From street vendor to fruit exporter

Fourteen years ago, Mthokozisi Mkhwanazi dropped out of college because of financial difficulties to become a street vendor.

Now the 36-year-old Mkhwanazi from KwaMashu in KwaZulu-Natal has successfully launched a company exporting fruit to several provinces in China.

"I had the fire in my blood to grow my business and become successful," he said.

Mkhwanazi, who went to private boarding schools in his high school, lost his mother when he was only eight years old.

His mother had left him enough money for his private school education.

But his inheritance ran out by the time he was studying marketing at Varsity College in Johannesburg in 2004 and he had to drop out in his first year of study.

"At the time I didn't know much of my father," he said.

The father of two said after he dropped out of college he found a job at Old Mutual.

"It wasn't for me so I left and went back home to KZN and started selling fruits in the north of Durban."

He sold oranges and grapes.

Mkhwanazi said he had an old van that he used three times a week to drive and buy quality fruit in the early hours of the morning.

"I was making money but my van broke down and it crippled my business. I could not recover financially," he said.

In 2013 Mkhwanazi lost his small informal business because he had no more access to the fruit he was known for selling. "I needed to find a way to get up and start again.

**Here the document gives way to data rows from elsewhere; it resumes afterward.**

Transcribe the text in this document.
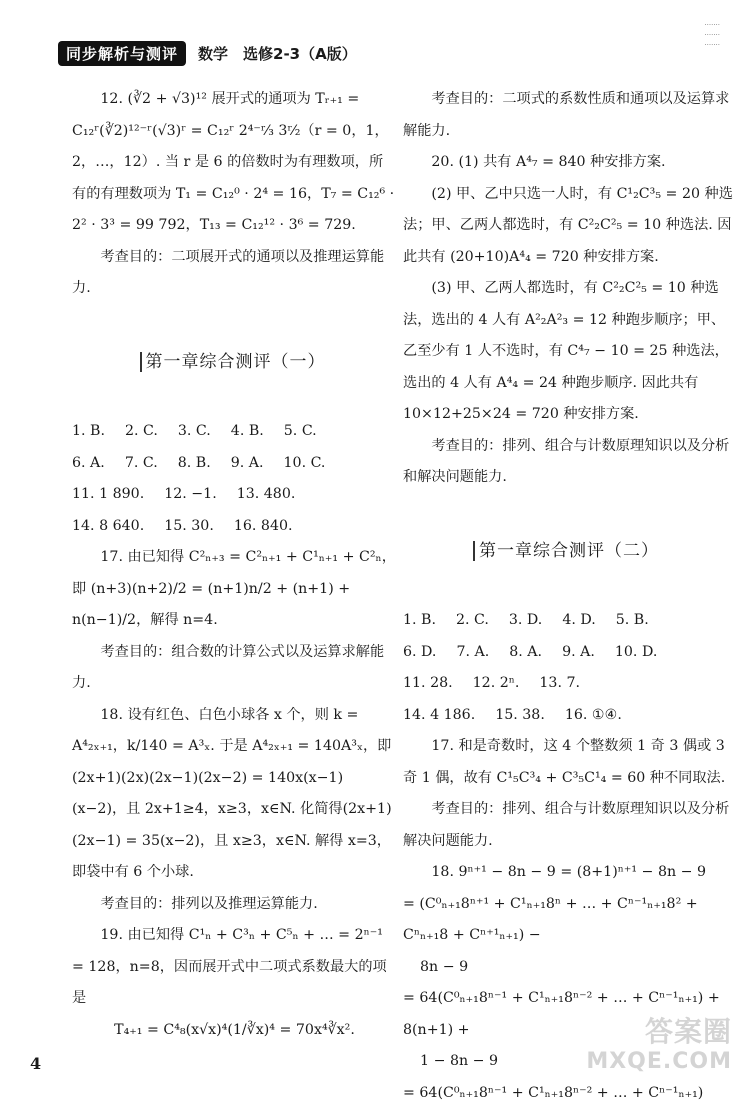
·······
·······
·······
同步解析与测评	数学　选修2-3（A版）

12. (∛2 + √3)¹² 展开式的通项为 Tᵣ₊₁ = C₁₂ʳ(∛2)¹²⁻ʳ(√3)ʳ = C₁₂ʳ 2⁴⁻ʳ⁄₃ 3ʳ⁄₂（r = 0，1，2，…，12）. 当 r 是 6 的倍数时为有理数项，所有的有理数项为 T₁ = C₁₂⁰ · 2⁴ = 16，T₇ = C₁₂⁶ · 2² · 3³ = 99 792，T₁₃ = C₁₂¹² · 3⁶ = 729.

考查目的：二项展开式的通项以及推理运算能力.

第一章综合测评（一）
1. B. 2. C. 3. C. 4. B. 5. C.
6. A. 7. C. 8. B. 9. A. 10. C.
11. 1 890. 12. −1. 13. 480.
14. 8 640. 15. 30. 16. 840.

17. 由已知得 C²ₙ₊₃ = C²ₙ₊₁ + C¹ₙ₊₁ + C²ₙ，即 (n+3)(n+2)/2 = (n+1)n/2 + (n+1) + n(n−1)/2，解得 n=4.

考查目的：组合数的计算公式以及运算求解能力.

18. 设有红色、白色小球各 x 个，则 k = A⁴₂ₓ₊₁，k/140 = A³ₓ. 于是 A⁴₂ₓ₊₁ = 140A³ₓ，即(2x+1)(2x)(2x−1)(2x−2) = 140x(x−1)(x−2)，且 2x+1≥4，x≥3，x∈N. 化简得(2x+1)(2x−1) = 35(x−2)，且 x≥3，x∈N. 解得 x=3，即袋中有 6 个小球.

考查目的：排列以及推理运算能力.

19. 由已知得 C¹ₙ + C³ₙ + C⁵ₙ + … = 2ⁿ⁻¹ = 128，n=8，因而展开式中二项式系数最大的项是

T₄₊₁ = C⁴₈(x√x)⁴(1/∛x)⁴ = 70x⁴∛x².

考查目的：二项式的系数性质和通项以及运算求解能力.

20. (1) 共有 A⁴₇ = 840 种安排方案.

(2) 甲、乙中只选一人时，有 C¹₂C³₅ = 20 种选法；甲、乙两人都选时，有 C²₂C²₅ = 10 种选法. 因此共有 (20+10)A⁴₄ = 720 种安排方案.

(3) 甲、乙两人都选时，有 C²₂C²₅ = 10 种选法，选出的 4 人有 A²₂A²₃ = 12 种跑步顺序；甲、乙至少有 1 人不选时，有 C⁴₇ − 10 = 25 种选法，选出的 4 人有 A⁴₄ = 24 种跑步顺序. 因此共有 10×12+25×24 = 720 种安排方案.

考查目的：排列、组合与计数原理知识以及分析和解决问题能力.

第一章综合测评（二）
1. B. 2. C. 3. D. 4. D. 5. B.
6. D. 7. A. 8. A. 9. A. 10. D.
11. 28. 12. 2ⁿ. 13. 7.
14. 4 186. 15. 38. 16. ①④.

17. 和是奇数时，这 4 个整数须 1 奇 3 偶或 3 奇 1 偶，故有 C¹₅C³₄ + C³₅C¹₄ = 60 种不同取法.

考查目的：排列、组合与计数原理知识以及分析解决问题能力.

18. 9ⁿ⁺¹ − 8n − 9 = (8+1)ⁿ⁺¹ − 8n − 9

= (C⁰ₙ₊₁8ⁿ⁺¹ + C¹ₙ₊₁8ⁿ + … + Cⁿ⁻¹ₙ₊₁8² + Cⁿₙ₊₁8 + Cⁿ⁺¹ₙ₊₁) −

8n − 9

= 64(C⁰ₙ₊₁8ⁿ⁻¹ + C¹ₙ₊₁8ⁿ⁻² + … + Cⁿ⁻¹ₙ₊₁) + 8(n+1) +

1 − 8n − 9

= 64(C⁰ₙ₊₁8ⁿ⁻¹ + C¹ₙ₊₁8ⁿ⁻² + … + Cⁿ⁻¹ₙ₊₁)

4
答案圈
MXQE.COM
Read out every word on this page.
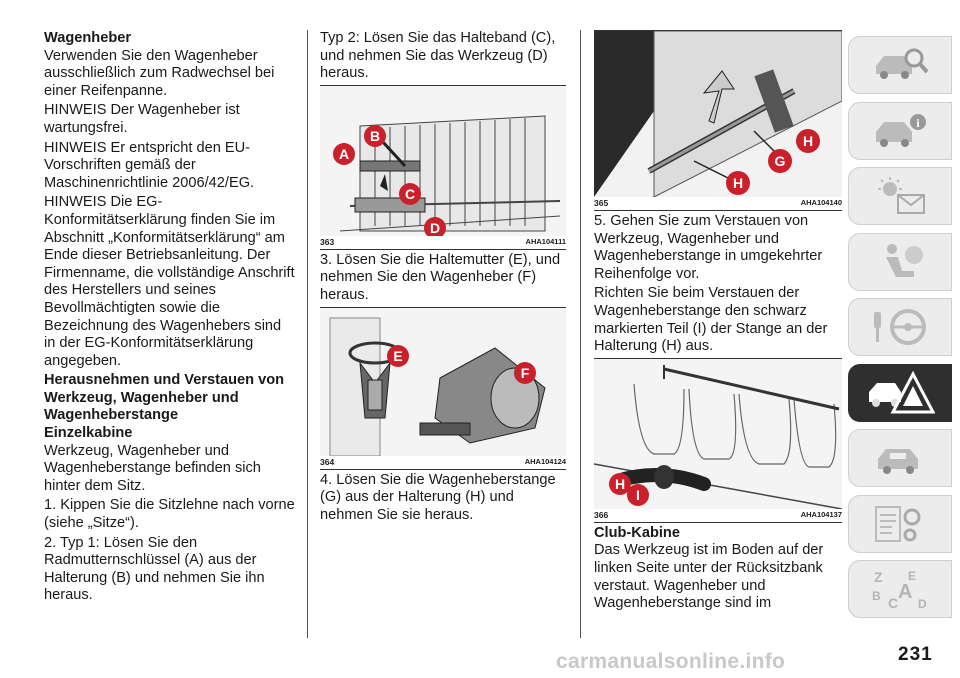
Wagenheber

Verwenden Sie den Wagenheber ausschließlich zum Radwechsel bei einer Reifenpanne.

HINWEIS Der Wagenheber ist wartungsfrei.

HINWEIS Er entspricht den EU-Vorschriften gemäß der Maschinenrichtlinie 2006/42/EG.

HINWEIS Die EG-Konformitätserklärung finden Sie im Abschnitt „Konformitätserklärung“ am Ende dieser Betriebsanleitung. Der Firmenname, die vollständige Anschrift des Herstellers und seines Bevollmächtigten sowie die Bezeichnung des Wagenhebers sind in der EG-Konformitätserklärung angegeben.

Herausnehmen und Verstauen von Werkzeug, Wagenheber und Wagenheberstange
Einzelkabine

Werkzeug, Wagenheber und Wagenheberstange befinden sich hinter dem Sitz.

1. Kippen Sie die Sitzlehne nach vorne (siehe „Sitze“).

2. Typ 1: Lösen Sie den Radmutternschlüssel (A) aus der Halterung (B) und nehmen Sie ihn heraus.

Typ 2: Lösen Sie das Halteband (C), und nehmen Sie das Werkzeug (D) heraus.

A
B
C
D
363	AHA104111

3. Lösen Sie die Haltemutter (E), und nehmen Sie den Wagenheber (F) heraus.

E
F
364	AHA104124

4. Lösen Sie die Wagenheberstange (G) aus der Halterung (H) und nehmen Sie sie heraus.

H
G
H
365	AHA104140

5. Gehen Sie zum Verstauen von Werkzeug, Wagenheber und Wagenheberstange in umgekehrter Reihenfolge vor.

Richten Sie beim Verstauen der Wagenheberstange den schwarz markierten Teil (I) der Stange an der Halterung (H) aus.

H
I
366	AHA104137
Club-Kabine

Das Werkzeug ist im Boden auf der linken Seite unter der Rücksitzbank verstaut. Wagenheber und Wagenheberstange sind im

i
Z E
B C A
D
carmanualsonline.info	231
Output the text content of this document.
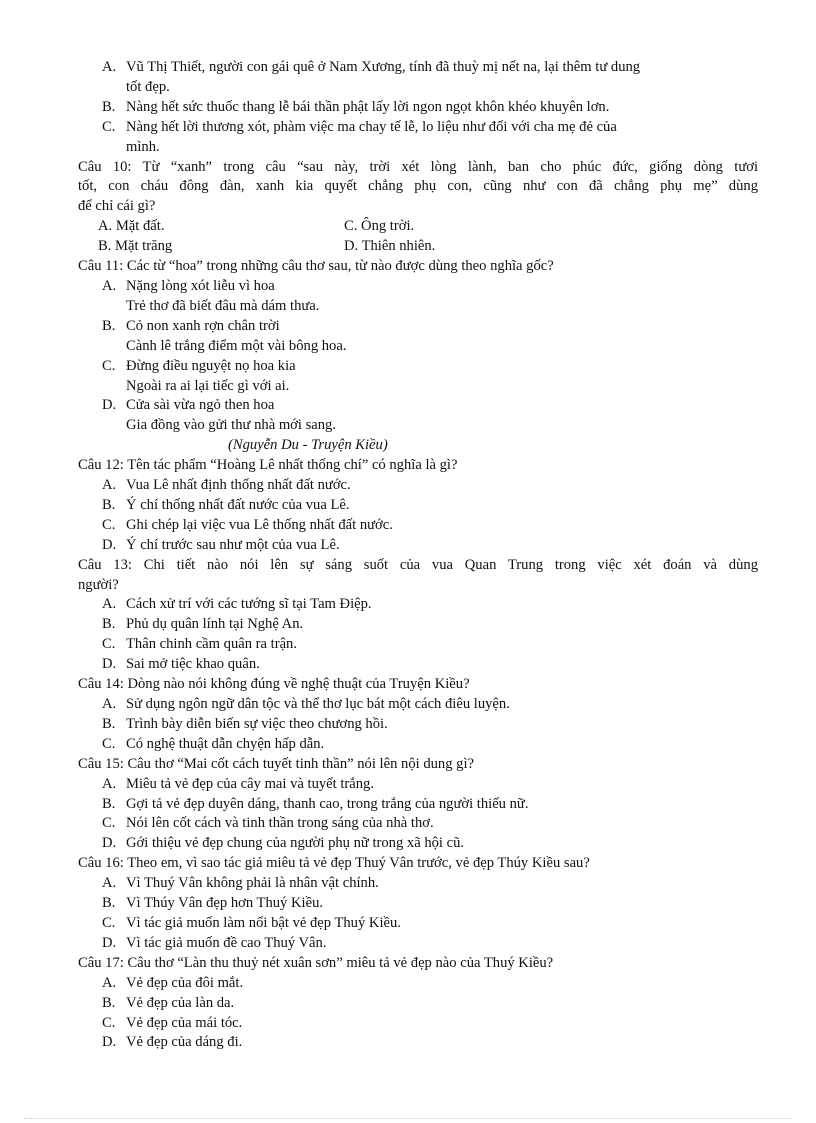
A. Vũ Thị Thiết, người con gái quê ở Nam Xương, tính đã thuỳ mị nết na, lại thêm tư dung
tốt đẹp.
B. Nàng hết sức thuốc thang lễ bái thần phật lấy lời ngon ngọt khôn khéo khuyên lơn.
C. Nàng hết lời thương xót, phàm việc ma chay tế lễ, lo liệu như đối với cha mẹ đẻ của
mình.
Câu 10: Từ “xanh” trong câu “sau này, trời xét lòng lành, ban cho phúc đức, giống dòng tươi
tốt, con cháu đông đàn, xanh kia quyết chẳng phụ con, cũng như con đã chẳng phụ mẹ” dùng
để chỉ cái gì?
A. Mặt đất.	C. Ông trời.
B. Mặt trăng	D. Thiên nhiên.
Câu 11: Các từ “hoa” trong những câu thơ sau, từ nào được dùng theo nghĩa gốc?
A. Nặng lòng xót liễu vì hoa
Trẻ thơ đã biết đâu mà dám thưa.
B. Cỏ non xanh rợn chân trời
Cành lê trắng điểm một vài bông hoa.
C. Đừng điều nguyệt nọ hoa kia
Ngoài ra ai lại tiếc gì với ai.
D. Cửa sài vừa ngỏ then hoa
Gia đồng vào gửi thư nhà mới sang.
(Nguyễn Du - Truyện Kiều)
Câu 12: Tên tác phẩm “Hoàng Lê nhất thống chí” có nghĩa là gì?
A. Vua Lê nhất định thống nhất đất nước.
B. Ý chí thống nhất đất nước của vua Lê.
C. Ghi chép lại việc vua Lê thống nhất đất nước.
D. Ý chí trước sau như một của vua Lê.
Câu 13: Chi tiết nào nói lên sự sáng suốt của vua Quan Trung trong việc xét đoán và dùng
người?
A. Cách xử trí với các tướng sĩ tại Tam Điệp.
B. Phủ dụ quân lính tại Nghệ An.
C. Thân chinh cầm quân ra trận.
D. Sai mở tiệc khao quân.
Câu 14: Dòng nào nói không đúng về nghệ thuật của Truyện Kiều?
A. Sử dụng ngôn ngữ dân tộc và thể thơ lục bát một cách điêu luyện.
B. Trình bày diễn biến sự việc theo chương hồi.
C. Có nghệ thuật dẫn chyện hấp dẫn.
Câu 15: Câu thơ “Mai cốt cách tuyết tinh thần” nói lên nội dung gì?
A. Miêu tả vẻ đẹp của cây mai và tuyết trắng.
B. Gợi tả vẻ đẹp duyên dáng, thanh cao, trong trắng của người thiếu nữ.
C. Nói lên cốt cách và tinh thần trong sáng của nhà thơ.
D. Gới thiệu vẻ đẹp chung của người phụ nữ trong xã hội cũ.
Câu 16: Theo em, vì sao tác giả miêu tả vẻ đẹp Thuý Vân trước, vẻ đẹp Thúy Kiều sau?
A. Vì Thuý Vân không phải là nhân vật chính.
B. Vì Thúy Vân đẹp hơn Thuý Kiều.
C. Vì tác giả muốn làm nổi bật vẻ đẹp Thuý Kiều.
D. Vì tác giả muốn đề cao Thuý Vân.
Câu 17: Câu thơ “Làn thu thuỷ nét xuân sơn” miêu tả vẻ đẹp nào của Thuý Kiều?
A. Vẻ đẹp của đôi mắt.
B. Vẻ đẹp của làn da.
C. Vẻ đẹp của mái tóc.
D. Vẻ đẹp của dáng đi.
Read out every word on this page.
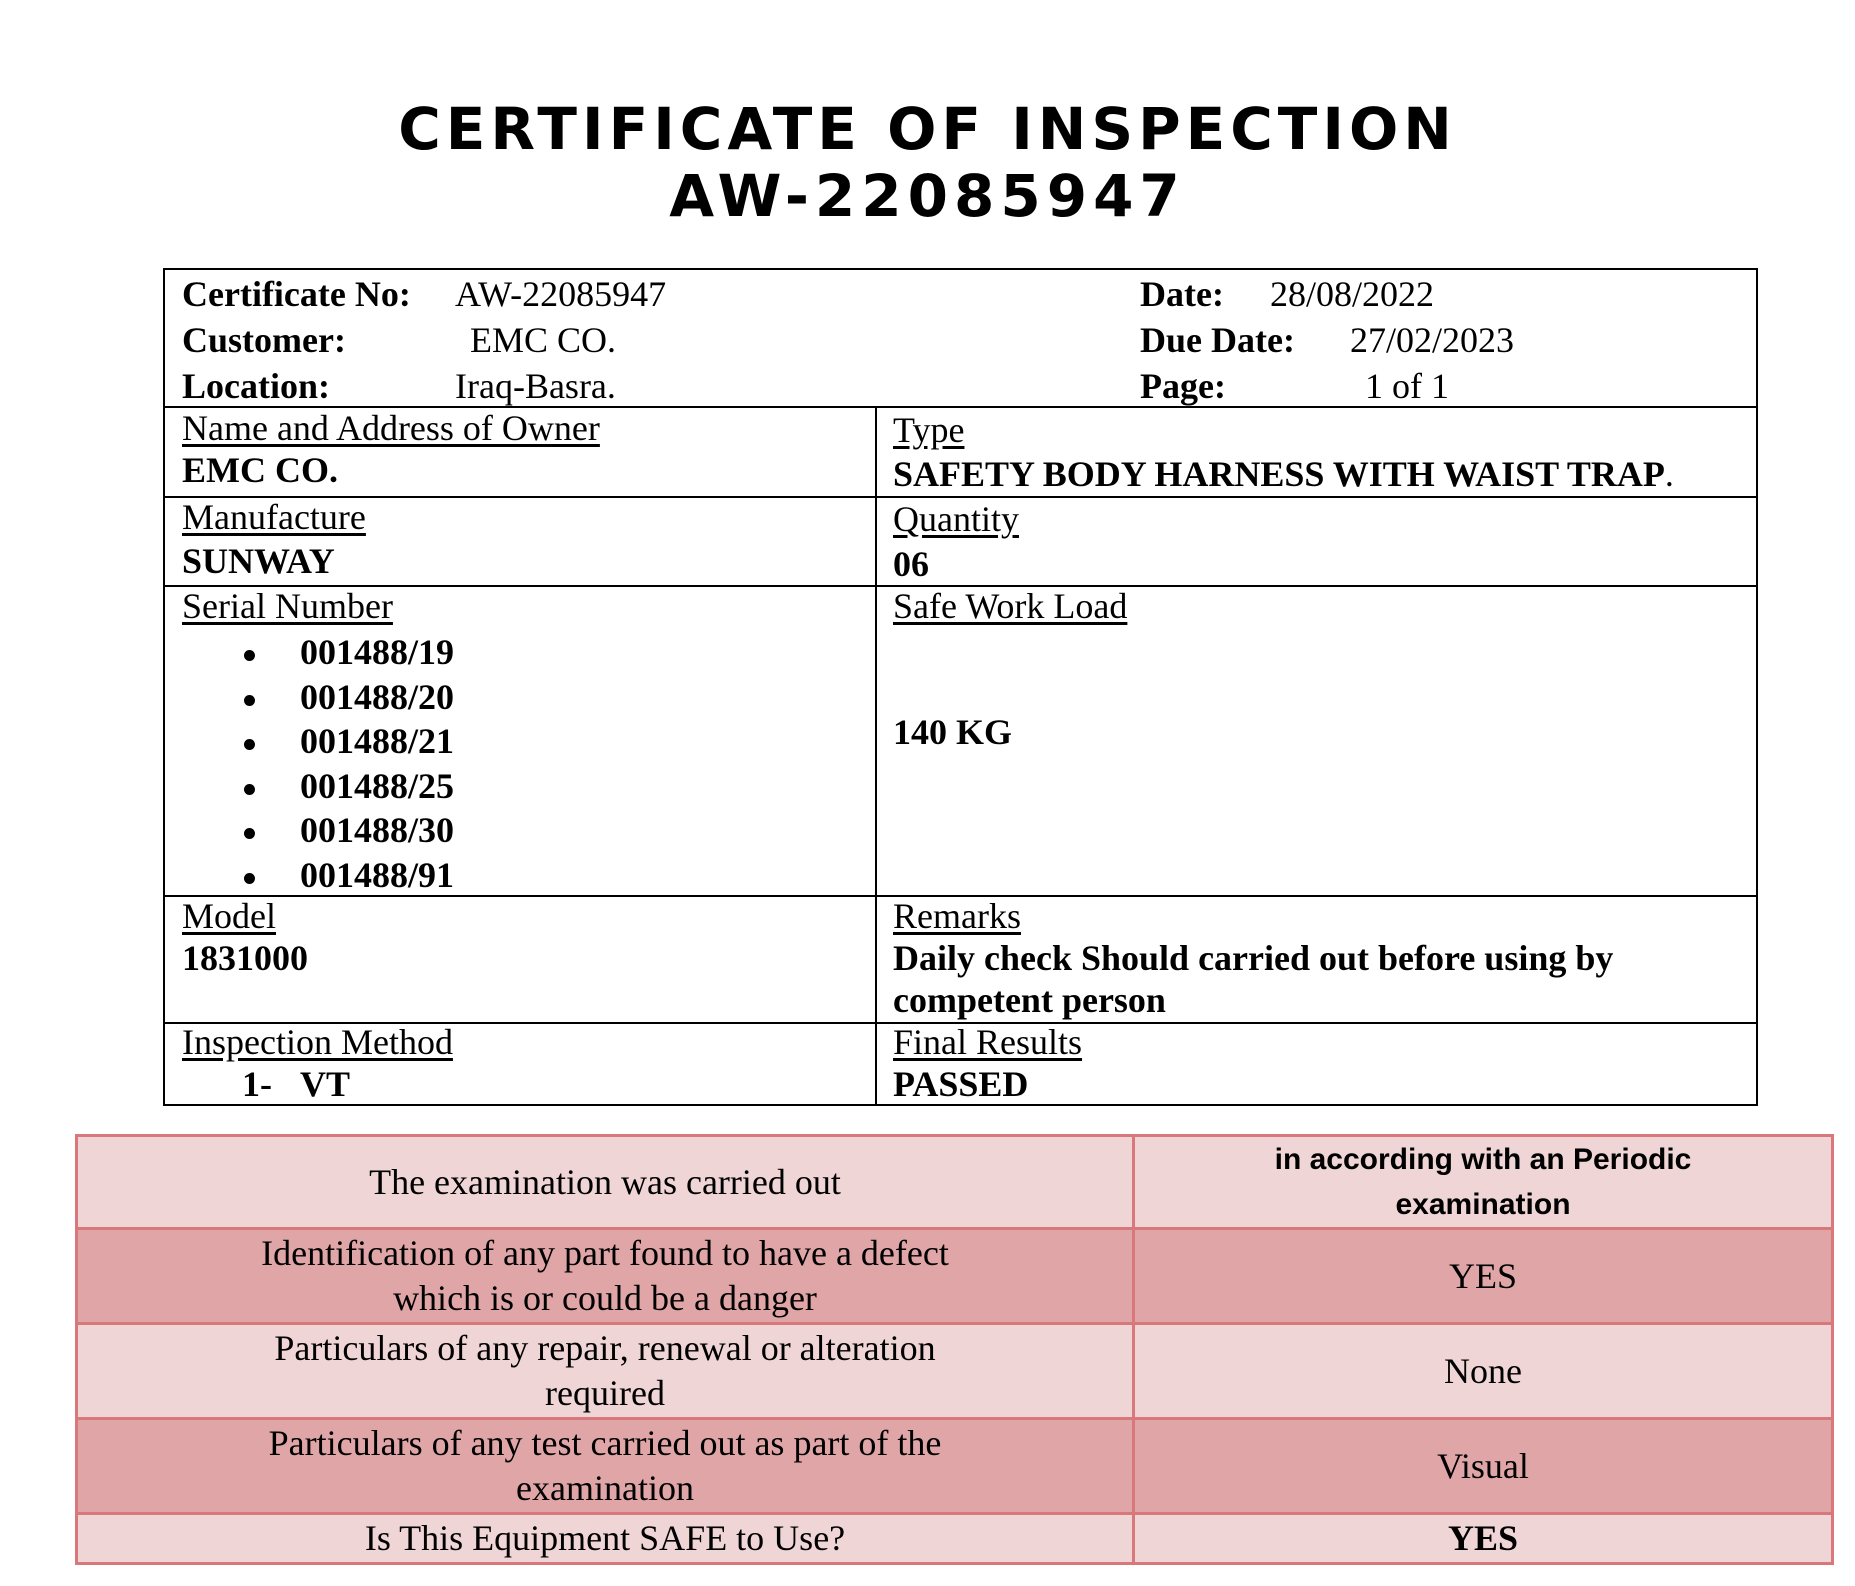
CERTIFICATE OF INSPECTION
AW-22085947
Certificate No: AW-22085947
Customer:	EMC CO.
Location:	Iraq-Basra.
Date: 28/08/2022
Due Date: 27/02/2023
Page:	1 of 1
Name and Address of Owner
EMC CO.
Type
SAFETY BODY HARNESS WITH WAIST TRAP.
Manufacture
SUNWAY
Quantity
06
Serial Number
001488/19
001488/20
001488/21
001488/25
001488/30
001488/91
Safe Work Load
140 KG
Model
1831000
Remarks
Daily check Should carried out before using by
competent person
Inspection Method
1- VT
Final Results
PASSED
The examination was carried out	in according with an Periodic
examination
Identification of any part found to have a defect
which is or could be a danger	YES
Particulars of any repair, renewal or alteration
required	None
Particulars of any test carried out as part of the
examination	Visual
Is This Equipment SAFE to Use?	YES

I began associating myself with businessmen because I wanted to learn as much as possible," he said.

He found a mentor in the late Don Mkhwanazi (no relation), a heavyweight businessman who was better known as an ally of former president Jacob Zuma.

"I started to sell [fruits] again near a clinic in KwaMashu because I did not have transport to sell in different areas like before," Mkhwanazi said.

He eventually met someone who had invested in the import and export business and he wanted to learn more.

Mkhwanazi said he got an opportunity to attend classes on importing and exporting provided by Trade and Investment KwaZulu-Natal, and the idea for his business was born.

He registered his business Isivuno Food Company but it took him three years to finally be able to successfully deliver to a client.

"My biggest stumbling block was finances. I am lucky that I met my client last year and he agreed to pay me upfront because he believed in me," he said.

Mkhwanazi said he had failed to fully take on clients before because banks would not finance him.

"The economy is set up in a way that does not empower black people to own their own businesses," he said.

Mkhwanazi said he is now hoping to continue conquering the Chinese market before tackling other markets and creating employment for people in his community.

"I also want to go back to school now that I can finally afford it again," he said.